Cllr Peter Morrall, chairman of the council’s community committee said: “A number of residents have reported being contacted by telephone asking for personal details, making them suspicious that not everything was as it seemed. So we know that scammers are operating in our borough. What is more concerning is that there could be many more scams out there that we don’t know about as so few people actually report this type of crime, either because they fall victim to the scam and are embarrassed, or because they just hang up on the scammer or throw away the mailing and don’t give it a second thought.
“Anyone, of any age, can fall for scams, especially now as too-good-to-be-true offers and get-rich-quick schemes are appealing to people in difficult financial situations. For example, we know there are training scams that affect people who are hoping to improve their employment chances but defraud them of all their money instead. The scammers will only be stopped if people become aware of the types of scams that are operating so our advice is: if you think something might be a scam don’t reply – throw it away, delete it or hang up, and then most importantly tell someone about it so the information can be shared.”

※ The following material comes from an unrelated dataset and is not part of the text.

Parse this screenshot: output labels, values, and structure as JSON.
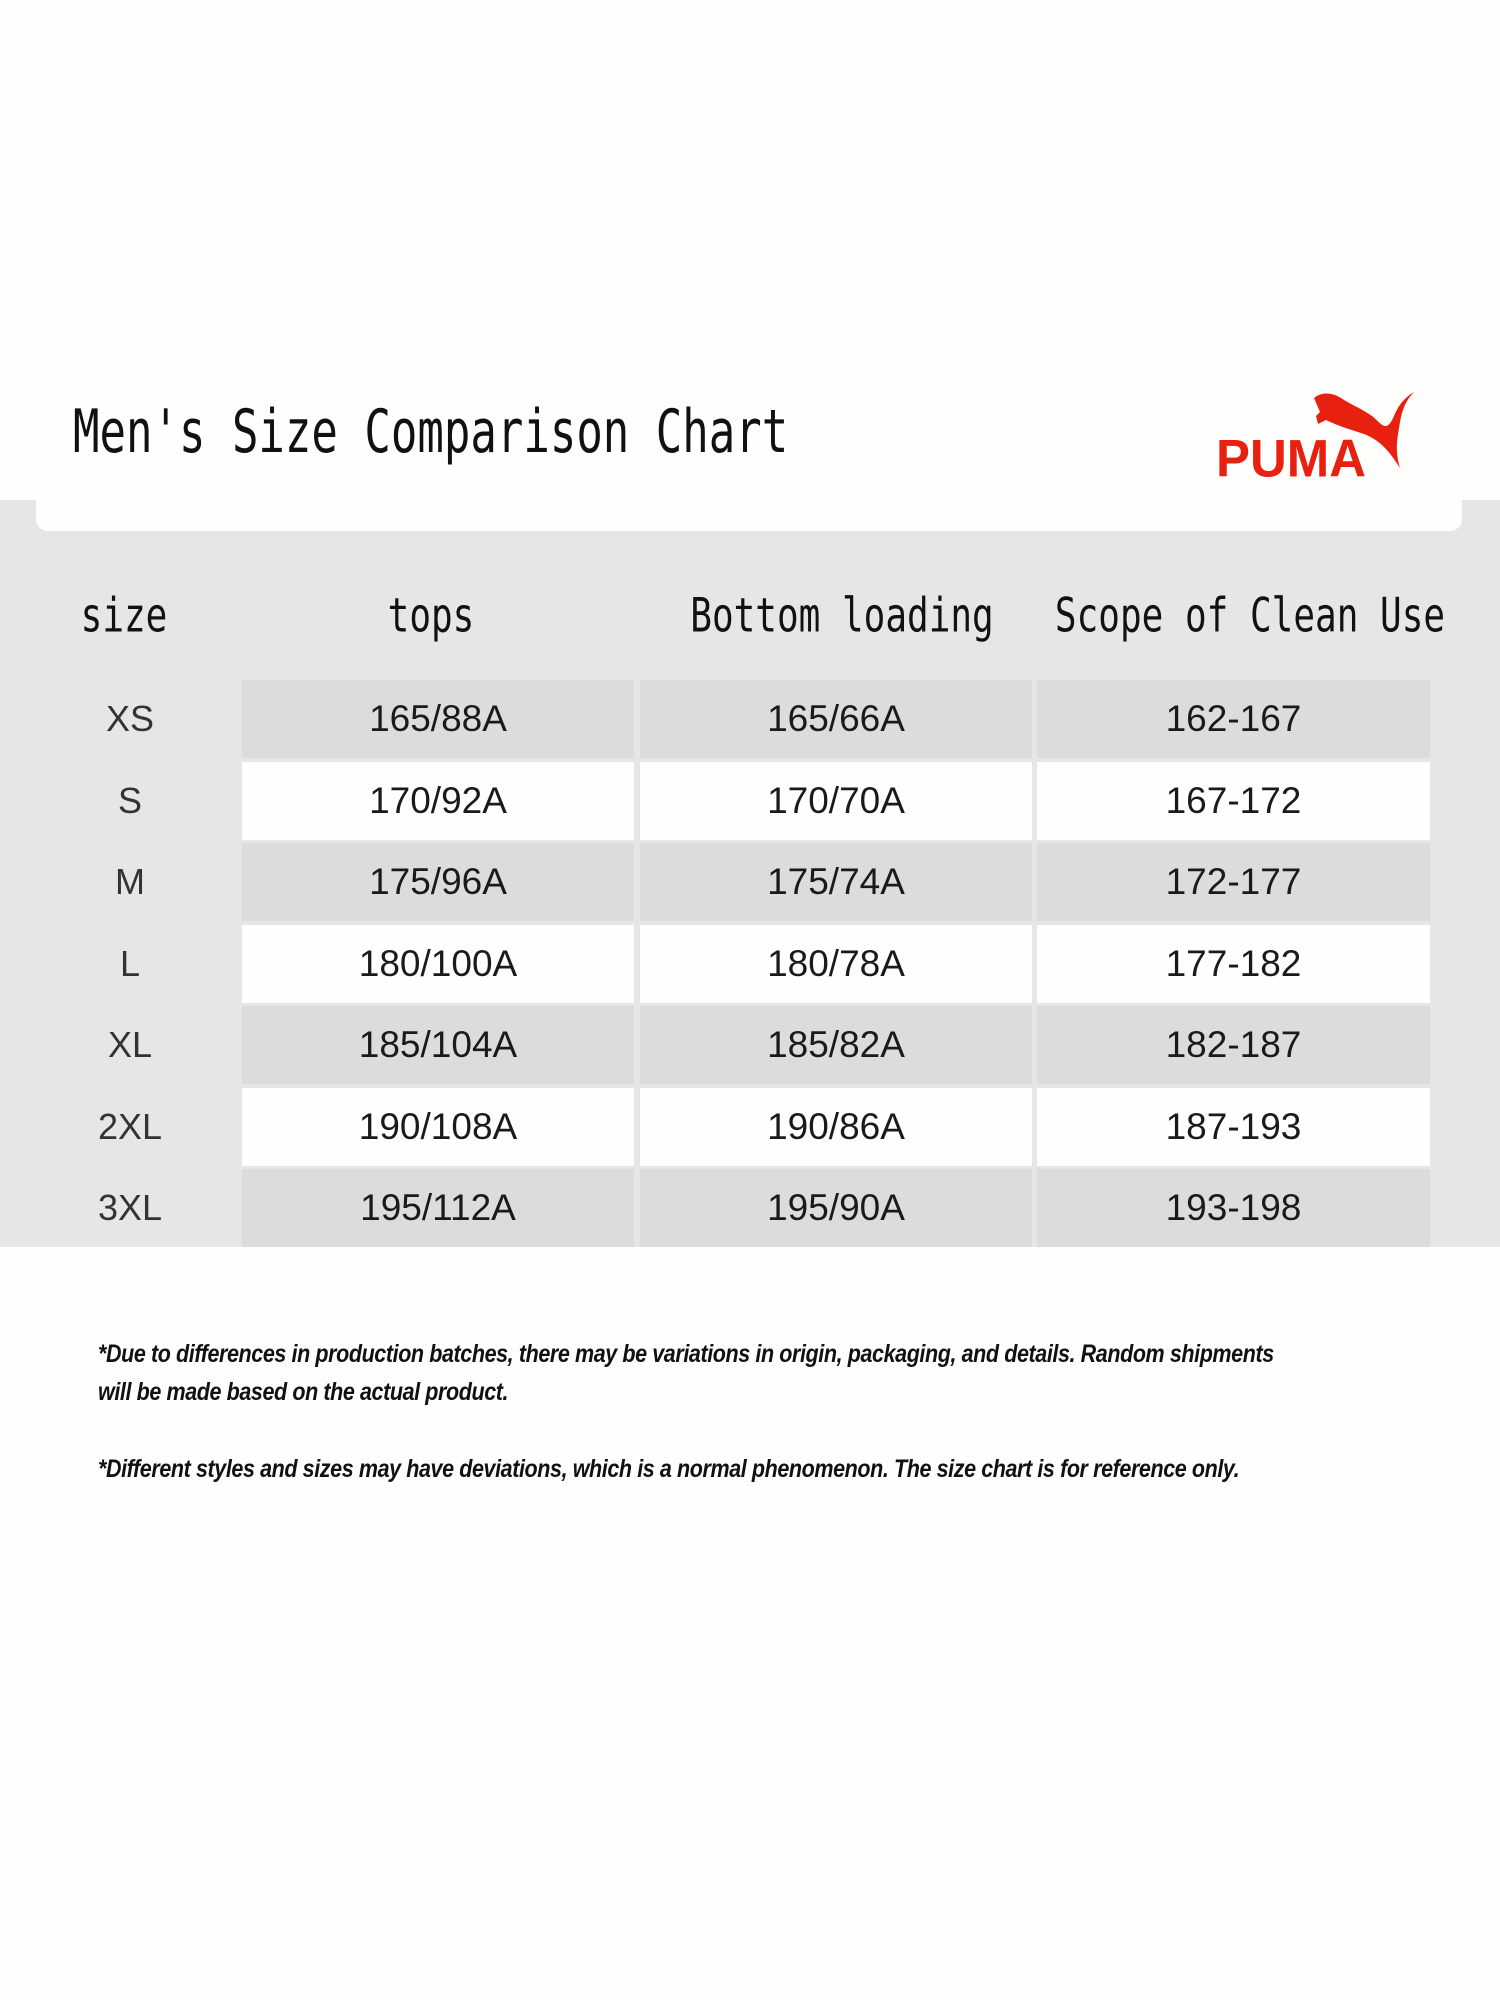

The council is also encouraging people to remember the following tips to avoid the scammers:
Stop, think and be sceptical. If something sounds too good to be true, it probably is.
Don’t be rushed into sending off money to someone you don’t know, however plausible they might sound and even where an approach is personalised.

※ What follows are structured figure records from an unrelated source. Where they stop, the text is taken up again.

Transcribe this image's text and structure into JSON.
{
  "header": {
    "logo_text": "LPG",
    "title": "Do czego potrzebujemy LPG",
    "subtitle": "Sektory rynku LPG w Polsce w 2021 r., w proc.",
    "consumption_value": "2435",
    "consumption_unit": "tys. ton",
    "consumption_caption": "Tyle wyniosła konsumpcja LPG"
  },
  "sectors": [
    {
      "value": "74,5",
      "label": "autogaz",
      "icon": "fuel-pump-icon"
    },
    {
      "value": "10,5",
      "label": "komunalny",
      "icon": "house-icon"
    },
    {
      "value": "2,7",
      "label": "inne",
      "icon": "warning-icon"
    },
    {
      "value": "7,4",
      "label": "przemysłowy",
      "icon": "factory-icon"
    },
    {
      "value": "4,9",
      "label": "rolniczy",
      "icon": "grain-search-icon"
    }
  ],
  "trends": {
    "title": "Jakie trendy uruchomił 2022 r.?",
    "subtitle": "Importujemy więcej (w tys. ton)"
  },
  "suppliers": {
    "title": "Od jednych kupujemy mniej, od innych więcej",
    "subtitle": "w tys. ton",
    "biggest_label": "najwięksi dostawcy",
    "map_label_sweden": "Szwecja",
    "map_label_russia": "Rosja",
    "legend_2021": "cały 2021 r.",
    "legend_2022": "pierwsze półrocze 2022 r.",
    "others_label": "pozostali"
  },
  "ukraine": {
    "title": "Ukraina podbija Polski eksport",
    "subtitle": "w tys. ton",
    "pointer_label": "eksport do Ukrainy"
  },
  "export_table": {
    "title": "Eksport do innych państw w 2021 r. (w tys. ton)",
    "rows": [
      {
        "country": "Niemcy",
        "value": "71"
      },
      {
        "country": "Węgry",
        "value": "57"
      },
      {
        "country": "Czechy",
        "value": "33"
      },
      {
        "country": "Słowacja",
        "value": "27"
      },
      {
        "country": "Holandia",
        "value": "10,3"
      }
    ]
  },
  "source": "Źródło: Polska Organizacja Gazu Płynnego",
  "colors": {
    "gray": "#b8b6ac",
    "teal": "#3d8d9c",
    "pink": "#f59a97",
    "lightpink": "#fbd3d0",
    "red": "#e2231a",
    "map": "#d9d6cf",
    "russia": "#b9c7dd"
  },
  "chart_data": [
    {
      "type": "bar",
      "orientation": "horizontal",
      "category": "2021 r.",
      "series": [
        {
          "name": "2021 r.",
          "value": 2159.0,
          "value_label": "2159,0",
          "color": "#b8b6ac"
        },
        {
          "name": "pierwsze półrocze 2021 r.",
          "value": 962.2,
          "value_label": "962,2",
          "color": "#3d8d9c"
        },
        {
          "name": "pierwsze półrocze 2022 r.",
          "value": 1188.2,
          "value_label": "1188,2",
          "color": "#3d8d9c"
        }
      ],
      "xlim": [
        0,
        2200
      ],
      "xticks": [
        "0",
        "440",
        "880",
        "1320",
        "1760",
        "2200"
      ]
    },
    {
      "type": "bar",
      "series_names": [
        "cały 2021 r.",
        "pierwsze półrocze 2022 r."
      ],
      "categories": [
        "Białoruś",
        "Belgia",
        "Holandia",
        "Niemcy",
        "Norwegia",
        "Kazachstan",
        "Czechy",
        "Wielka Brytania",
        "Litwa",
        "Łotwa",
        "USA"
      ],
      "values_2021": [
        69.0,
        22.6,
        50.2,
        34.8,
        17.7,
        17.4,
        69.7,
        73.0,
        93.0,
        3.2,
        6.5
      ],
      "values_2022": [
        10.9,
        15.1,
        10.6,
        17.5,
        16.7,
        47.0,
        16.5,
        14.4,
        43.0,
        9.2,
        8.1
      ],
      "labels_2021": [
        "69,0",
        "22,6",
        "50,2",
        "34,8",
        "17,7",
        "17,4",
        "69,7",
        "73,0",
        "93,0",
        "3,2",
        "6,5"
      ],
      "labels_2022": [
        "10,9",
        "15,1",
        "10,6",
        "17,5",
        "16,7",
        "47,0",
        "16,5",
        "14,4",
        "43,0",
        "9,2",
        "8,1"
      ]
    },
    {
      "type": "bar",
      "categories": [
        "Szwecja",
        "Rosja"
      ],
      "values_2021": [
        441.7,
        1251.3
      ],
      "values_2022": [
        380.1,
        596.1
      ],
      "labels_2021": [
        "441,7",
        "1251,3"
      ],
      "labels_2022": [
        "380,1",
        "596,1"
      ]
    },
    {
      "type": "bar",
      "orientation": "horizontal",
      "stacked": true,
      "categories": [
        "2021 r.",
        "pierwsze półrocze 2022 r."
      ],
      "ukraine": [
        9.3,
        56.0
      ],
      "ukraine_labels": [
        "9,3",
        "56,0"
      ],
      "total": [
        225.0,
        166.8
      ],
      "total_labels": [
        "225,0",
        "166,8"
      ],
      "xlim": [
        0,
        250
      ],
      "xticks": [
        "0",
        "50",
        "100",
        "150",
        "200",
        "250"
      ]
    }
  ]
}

Be wary of being asked to make a quick decision for example ‘if you don’t act now you’ll miss out’ as this puts you under pressure and doesn’t give you time to think.
Never give your bank details to people you don’t know, especially online. Your bank may contact you by email but will never ask you to confirm your user name or password by clicking on a link and visiting a website.
Be very sceptical about being contacted out of the blue by a company you don’t know, especially if they give a mobile number or PO box number as a contact for the company.
Always think about how much money you could lose from replying to a potential scam – it’s a gamble not worth taking. Speak to family or friends before sending off any money or giving out any personal details.
Scams can be reported to Action Fraud on 0300 123 2040 or Citizens Advice on 08456 040 506. Concerned members of the public can drop off scam mailings to Wellingborough Council’s Swanspool House reception, where they will be forwarded onto the relevant authorities.